Upper limit for target model agreements a contentious issue

Imposing an upper limit on day-ahead market bilateral agreements has developed into one of the most contentious issues in the lead-up to the target model.

Opposing views were voiced, once again, last Friday at an IENE (Institute of Energy for Southeast Europe) conference.

Industrial sector officials fear the implementation of a single-digit upper limit, as requested by ESAI/HAIPP, the Hellenic Association of Independent Power Producers, would not provide industrial enterprises with enough space to reach agreements with power utility PPC as a means of covering their needs.

Imposing an upper limit on PPC’s forward contracts would cancel out the industrial sector’s accessibility to such products, EVIKEN (Association of Industrial Energy Consumers) board member Antonis Kontoleon told the IENE event.

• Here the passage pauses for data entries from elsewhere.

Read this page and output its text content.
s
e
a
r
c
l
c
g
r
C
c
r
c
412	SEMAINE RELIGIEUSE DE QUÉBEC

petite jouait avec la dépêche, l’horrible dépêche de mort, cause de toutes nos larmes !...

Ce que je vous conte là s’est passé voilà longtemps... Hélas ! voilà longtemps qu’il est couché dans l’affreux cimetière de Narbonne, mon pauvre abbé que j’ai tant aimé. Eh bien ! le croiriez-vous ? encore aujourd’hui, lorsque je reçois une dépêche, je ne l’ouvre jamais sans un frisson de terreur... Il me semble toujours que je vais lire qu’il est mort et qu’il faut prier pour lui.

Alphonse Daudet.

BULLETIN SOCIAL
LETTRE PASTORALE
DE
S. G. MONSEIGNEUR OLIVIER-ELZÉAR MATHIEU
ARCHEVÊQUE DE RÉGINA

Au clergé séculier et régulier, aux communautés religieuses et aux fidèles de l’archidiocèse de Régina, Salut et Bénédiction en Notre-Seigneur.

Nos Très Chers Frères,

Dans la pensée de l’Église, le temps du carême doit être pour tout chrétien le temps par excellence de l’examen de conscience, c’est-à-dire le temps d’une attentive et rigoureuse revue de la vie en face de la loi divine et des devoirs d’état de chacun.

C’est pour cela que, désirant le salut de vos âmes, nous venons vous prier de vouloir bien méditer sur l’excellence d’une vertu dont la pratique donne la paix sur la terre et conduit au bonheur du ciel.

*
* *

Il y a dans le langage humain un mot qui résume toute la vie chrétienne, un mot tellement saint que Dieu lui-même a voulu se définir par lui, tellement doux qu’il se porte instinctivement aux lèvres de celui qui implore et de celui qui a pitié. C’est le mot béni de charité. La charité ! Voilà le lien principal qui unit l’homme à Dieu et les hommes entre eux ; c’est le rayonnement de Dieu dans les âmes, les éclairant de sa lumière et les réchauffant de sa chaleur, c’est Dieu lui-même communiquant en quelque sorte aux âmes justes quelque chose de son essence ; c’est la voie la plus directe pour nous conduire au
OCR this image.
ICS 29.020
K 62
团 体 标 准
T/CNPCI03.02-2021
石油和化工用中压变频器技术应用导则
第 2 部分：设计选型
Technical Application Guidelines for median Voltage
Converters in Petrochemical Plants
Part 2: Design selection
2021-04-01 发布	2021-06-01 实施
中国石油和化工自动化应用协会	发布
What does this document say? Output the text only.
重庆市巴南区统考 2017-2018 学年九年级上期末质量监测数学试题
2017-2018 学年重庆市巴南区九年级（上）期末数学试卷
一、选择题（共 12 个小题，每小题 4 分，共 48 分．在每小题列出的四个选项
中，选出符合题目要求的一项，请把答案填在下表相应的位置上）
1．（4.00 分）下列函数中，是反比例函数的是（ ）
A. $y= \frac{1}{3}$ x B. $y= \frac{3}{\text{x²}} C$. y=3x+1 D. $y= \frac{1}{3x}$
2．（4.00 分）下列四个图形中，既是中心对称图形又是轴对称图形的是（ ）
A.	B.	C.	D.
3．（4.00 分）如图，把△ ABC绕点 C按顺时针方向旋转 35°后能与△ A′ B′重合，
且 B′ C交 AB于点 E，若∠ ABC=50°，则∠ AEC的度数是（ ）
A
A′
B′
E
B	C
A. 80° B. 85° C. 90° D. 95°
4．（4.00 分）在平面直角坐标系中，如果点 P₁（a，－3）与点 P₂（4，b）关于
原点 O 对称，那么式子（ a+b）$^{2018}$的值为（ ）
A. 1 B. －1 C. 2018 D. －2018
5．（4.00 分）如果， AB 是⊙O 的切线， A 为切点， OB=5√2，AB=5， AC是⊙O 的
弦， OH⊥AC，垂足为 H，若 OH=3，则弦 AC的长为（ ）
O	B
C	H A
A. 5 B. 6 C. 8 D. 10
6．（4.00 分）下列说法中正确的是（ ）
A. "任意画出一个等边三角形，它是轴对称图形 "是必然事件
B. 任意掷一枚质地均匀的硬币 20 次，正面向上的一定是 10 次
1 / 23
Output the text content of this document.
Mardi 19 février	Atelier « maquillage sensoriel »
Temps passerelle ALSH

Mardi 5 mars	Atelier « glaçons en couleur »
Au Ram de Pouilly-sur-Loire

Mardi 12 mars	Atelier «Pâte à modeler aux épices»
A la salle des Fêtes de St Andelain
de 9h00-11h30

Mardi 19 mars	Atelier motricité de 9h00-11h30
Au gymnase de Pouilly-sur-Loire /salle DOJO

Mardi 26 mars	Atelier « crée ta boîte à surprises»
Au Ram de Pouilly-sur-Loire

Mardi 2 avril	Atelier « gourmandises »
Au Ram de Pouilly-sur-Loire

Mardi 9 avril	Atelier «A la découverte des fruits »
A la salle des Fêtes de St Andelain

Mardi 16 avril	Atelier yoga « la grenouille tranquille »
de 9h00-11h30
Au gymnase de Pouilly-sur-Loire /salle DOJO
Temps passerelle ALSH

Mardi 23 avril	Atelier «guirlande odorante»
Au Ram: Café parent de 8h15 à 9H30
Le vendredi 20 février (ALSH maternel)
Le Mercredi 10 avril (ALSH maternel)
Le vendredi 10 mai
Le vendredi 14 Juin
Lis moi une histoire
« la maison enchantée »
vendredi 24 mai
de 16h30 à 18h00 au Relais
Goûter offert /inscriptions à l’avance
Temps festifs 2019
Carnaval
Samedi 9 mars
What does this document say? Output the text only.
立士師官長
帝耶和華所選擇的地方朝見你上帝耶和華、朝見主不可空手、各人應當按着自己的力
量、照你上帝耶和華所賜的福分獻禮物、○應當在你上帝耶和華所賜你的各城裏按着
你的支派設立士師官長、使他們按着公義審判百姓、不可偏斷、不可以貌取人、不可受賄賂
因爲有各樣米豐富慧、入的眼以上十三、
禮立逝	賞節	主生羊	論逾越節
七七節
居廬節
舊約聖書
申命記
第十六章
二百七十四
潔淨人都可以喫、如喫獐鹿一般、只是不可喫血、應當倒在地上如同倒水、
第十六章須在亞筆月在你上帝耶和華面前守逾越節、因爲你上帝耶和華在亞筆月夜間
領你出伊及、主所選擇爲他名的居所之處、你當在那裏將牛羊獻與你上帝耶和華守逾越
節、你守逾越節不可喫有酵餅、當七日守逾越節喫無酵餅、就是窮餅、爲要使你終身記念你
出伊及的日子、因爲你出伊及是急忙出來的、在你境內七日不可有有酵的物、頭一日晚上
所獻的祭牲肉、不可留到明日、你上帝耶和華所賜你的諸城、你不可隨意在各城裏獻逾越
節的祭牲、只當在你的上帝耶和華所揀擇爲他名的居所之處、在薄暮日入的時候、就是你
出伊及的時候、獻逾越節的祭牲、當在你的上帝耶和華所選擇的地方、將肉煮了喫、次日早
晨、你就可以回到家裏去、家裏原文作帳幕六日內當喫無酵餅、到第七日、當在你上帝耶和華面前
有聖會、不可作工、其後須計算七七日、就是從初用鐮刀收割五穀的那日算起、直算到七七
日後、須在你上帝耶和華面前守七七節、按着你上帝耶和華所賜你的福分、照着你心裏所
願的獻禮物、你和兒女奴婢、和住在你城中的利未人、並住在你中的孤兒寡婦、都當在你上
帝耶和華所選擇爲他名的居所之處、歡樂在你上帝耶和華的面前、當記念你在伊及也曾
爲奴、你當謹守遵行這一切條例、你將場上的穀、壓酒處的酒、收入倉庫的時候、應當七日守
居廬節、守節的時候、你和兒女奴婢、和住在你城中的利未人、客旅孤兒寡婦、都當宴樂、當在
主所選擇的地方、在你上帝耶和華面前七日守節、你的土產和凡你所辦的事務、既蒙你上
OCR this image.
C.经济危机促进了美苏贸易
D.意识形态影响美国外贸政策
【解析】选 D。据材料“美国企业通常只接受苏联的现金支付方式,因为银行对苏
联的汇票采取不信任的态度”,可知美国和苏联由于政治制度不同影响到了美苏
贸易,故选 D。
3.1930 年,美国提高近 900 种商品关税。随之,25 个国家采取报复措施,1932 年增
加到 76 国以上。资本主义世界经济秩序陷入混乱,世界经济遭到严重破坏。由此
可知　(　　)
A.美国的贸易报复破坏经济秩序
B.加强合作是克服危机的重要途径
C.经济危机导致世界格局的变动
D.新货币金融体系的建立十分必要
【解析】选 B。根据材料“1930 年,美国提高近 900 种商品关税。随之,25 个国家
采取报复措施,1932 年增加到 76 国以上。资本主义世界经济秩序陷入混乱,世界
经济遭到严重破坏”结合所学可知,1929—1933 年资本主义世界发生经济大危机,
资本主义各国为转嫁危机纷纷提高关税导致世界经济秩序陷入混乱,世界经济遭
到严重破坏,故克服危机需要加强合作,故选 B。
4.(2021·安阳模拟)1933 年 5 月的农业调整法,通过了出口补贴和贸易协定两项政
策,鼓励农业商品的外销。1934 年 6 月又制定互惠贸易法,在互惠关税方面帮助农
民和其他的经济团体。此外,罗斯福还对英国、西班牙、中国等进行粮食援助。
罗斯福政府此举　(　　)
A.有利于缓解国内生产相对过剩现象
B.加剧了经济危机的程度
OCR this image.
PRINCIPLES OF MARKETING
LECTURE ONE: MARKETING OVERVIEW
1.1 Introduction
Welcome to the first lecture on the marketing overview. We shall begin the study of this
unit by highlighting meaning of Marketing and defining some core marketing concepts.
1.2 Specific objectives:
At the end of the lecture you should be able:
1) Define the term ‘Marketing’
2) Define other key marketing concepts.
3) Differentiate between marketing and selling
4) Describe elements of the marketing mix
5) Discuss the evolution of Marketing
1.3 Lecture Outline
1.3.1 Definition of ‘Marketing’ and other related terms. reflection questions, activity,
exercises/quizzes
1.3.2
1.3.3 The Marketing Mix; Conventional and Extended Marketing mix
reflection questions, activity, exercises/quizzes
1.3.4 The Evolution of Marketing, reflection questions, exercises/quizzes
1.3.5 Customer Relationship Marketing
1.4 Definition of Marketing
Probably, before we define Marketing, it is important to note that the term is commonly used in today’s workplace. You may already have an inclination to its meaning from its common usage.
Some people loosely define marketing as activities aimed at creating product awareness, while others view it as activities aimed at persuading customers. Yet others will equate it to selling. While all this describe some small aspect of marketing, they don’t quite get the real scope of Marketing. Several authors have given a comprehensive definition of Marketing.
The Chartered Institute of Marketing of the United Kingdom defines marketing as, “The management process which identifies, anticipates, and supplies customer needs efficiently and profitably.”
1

The imposition of such a limit on PPC should be matched for all vertically integrated players, Kontoleon added.

Such a limit would prevent producers from establishing forward agreements with their own supply firms.

ESAI/HAIPP chief official Giorgos Stamtsis noted that the structure of the Greek market is characterized by the presence of one dominant company with exclusive access to lignite, major-scale hydropower facilities, as well as a very high market shares in the retail market, over 70 percent, as well as the wholesale market.